I do think that more trainers should talk about love when they talk about animal training because it is so very much a part of the bigger picture. This is difficult because love is such a nebulous term. It’s also presumed that the word love should be used in talking about what people feel for other people.



I don’t know if animals actually love us. And it doesn’t matter to me. I do think that they value our companionship. It is also a dependency-related thing. We feed, they eat. We clean up after them, they stay healthy. We shelter them, they stay dry. We blanket them, they stay warm. We tend to their injuries, they recover. We give them jobs befitting of their physical and mental make-up, and they do them. This is not just specific to horses, but it is generally applicable to all animals.

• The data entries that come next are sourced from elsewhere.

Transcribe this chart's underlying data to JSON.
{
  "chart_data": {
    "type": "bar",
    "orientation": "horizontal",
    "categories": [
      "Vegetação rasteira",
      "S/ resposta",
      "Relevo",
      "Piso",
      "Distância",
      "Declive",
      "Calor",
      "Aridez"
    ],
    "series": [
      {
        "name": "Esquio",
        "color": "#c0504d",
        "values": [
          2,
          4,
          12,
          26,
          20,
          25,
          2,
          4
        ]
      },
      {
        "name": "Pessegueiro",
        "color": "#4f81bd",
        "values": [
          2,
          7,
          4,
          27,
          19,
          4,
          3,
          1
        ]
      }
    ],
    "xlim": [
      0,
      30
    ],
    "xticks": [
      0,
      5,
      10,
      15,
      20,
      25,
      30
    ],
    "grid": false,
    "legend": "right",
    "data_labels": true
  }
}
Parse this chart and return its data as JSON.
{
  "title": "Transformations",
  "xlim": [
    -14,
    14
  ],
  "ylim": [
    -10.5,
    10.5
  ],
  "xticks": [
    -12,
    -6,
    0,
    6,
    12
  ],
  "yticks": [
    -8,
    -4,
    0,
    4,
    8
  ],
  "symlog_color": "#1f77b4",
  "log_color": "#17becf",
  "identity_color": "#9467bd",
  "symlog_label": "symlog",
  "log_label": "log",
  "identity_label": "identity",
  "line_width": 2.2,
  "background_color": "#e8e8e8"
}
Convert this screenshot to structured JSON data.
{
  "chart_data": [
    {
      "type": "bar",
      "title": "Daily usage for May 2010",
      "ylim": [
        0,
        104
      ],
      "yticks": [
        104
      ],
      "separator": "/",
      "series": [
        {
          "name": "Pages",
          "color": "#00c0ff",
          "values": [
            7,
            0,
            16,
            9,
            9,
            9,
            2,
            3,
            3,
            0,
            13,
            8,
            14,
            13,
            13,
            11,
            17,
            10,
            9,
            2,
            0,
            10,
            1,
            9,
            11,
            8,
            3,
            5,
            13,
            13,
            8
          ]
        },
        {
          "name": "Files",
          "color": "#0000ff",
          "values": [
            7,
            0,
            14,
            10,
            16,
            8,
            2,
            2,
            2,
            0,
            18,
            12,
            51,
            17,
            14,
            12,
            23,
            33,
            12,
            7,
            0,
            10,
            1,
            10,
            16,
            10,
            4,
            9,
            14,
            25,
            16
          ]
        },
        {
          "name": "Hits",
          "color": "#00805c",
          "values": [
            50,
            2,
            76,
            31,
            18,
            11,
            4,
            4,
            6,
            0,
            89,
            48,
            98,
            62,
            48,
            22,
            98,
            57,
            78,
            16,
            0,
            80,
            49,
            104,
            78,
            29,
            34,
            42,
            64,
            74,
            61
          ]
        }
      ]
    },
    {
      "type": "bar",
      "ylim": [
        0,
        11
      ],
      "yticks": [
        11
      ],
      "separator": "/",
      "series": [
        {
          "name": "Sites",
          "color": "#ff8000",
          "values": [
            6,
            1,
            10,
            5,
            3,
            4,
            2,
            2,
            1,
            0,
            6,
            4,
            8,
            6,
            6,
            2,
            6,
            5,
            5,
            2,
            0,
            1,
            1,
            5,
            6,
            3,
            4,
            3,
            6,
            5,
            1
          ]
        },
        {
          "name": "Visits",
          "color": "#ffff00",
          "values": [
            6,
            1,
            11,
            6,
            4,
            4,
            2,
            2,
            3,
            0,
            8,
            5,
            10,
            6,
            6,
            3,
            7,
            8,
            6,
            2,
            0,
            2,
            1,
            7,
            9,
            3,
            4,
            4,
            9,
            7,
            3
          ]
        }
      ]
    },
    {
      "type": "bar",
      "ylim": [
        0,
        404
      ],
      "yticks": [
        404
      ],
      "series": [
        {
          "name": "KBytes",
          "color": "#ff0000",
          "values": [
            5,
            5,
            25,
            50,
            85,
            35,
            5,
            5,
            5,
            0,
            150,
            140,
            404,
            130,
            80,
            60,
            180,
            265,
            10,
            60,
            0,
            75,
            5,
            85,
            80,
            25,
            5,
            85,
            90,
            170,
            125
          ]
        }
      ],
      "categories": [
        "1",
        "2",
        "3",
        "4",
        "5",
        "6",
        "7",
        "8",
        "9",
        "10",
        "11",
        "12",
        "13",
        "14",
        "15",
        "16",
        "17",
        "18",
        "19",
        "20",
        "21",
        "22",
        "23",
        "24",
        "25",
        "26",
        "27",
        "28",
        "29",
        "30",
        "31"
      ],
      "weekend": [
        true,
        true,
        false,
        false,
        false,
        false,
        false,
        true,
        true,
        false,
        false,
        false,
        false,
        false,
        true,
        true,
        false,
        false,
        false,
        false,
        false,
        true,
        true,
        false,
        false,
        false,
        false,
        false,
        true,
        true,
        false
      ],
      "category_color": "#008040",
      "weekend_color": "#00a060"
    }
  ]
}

This past week I spent time separately with three women who are single horse owners. Heather loves Rio, a quarter horse-Arab gelding, Marj loves Delilah, an Icelandic Quarter horse mare, and Vickie loves Hunar, an Icelandic gelding. We all have male partners. Heather, Marj, and Vickie all have kids. I have none. I have five horses; however, I could, like them, have just one.

When we get together, we talk horse, incessantly. Our conversations are liberally peppered with repeated references to them – we talk about all aspects of horse care, feeding, training, veterinary considerations included. We all dote on our horses. The men become asides in these conversations – they are, in this context, the ones helping us support our horse habit. It is not that the men aren’t loved – it’s just that this is the time in which they become a secondary concern. We women are able to keep things in perspective.

There is, in all instances, an unstated love of these animals which manifests itself in a desire to provide the absolute best of care for them. This is a real challenge for us all – none of us have a whole lot of money. Alaska has climate-related obstacles. Good hay is in short supply. Good veterinarians are hard to come by.

This week there was a lot of talk about saddle fit issues because I just got a new one. And we talked about summer plans. We all want to get the horses out on the trails. There’s still three or so feet of snow on the ground in most places, so it may be a while.

The bigger commonality is that we all dearly love our horses. I can imagine it – our horses getting together and talking about us in glowing terms with one another. But it’s rather a moot point, isn’t it?

I’m in over my head on this one. I have in attempting to write about animal love, met my dispatch-related waterloo.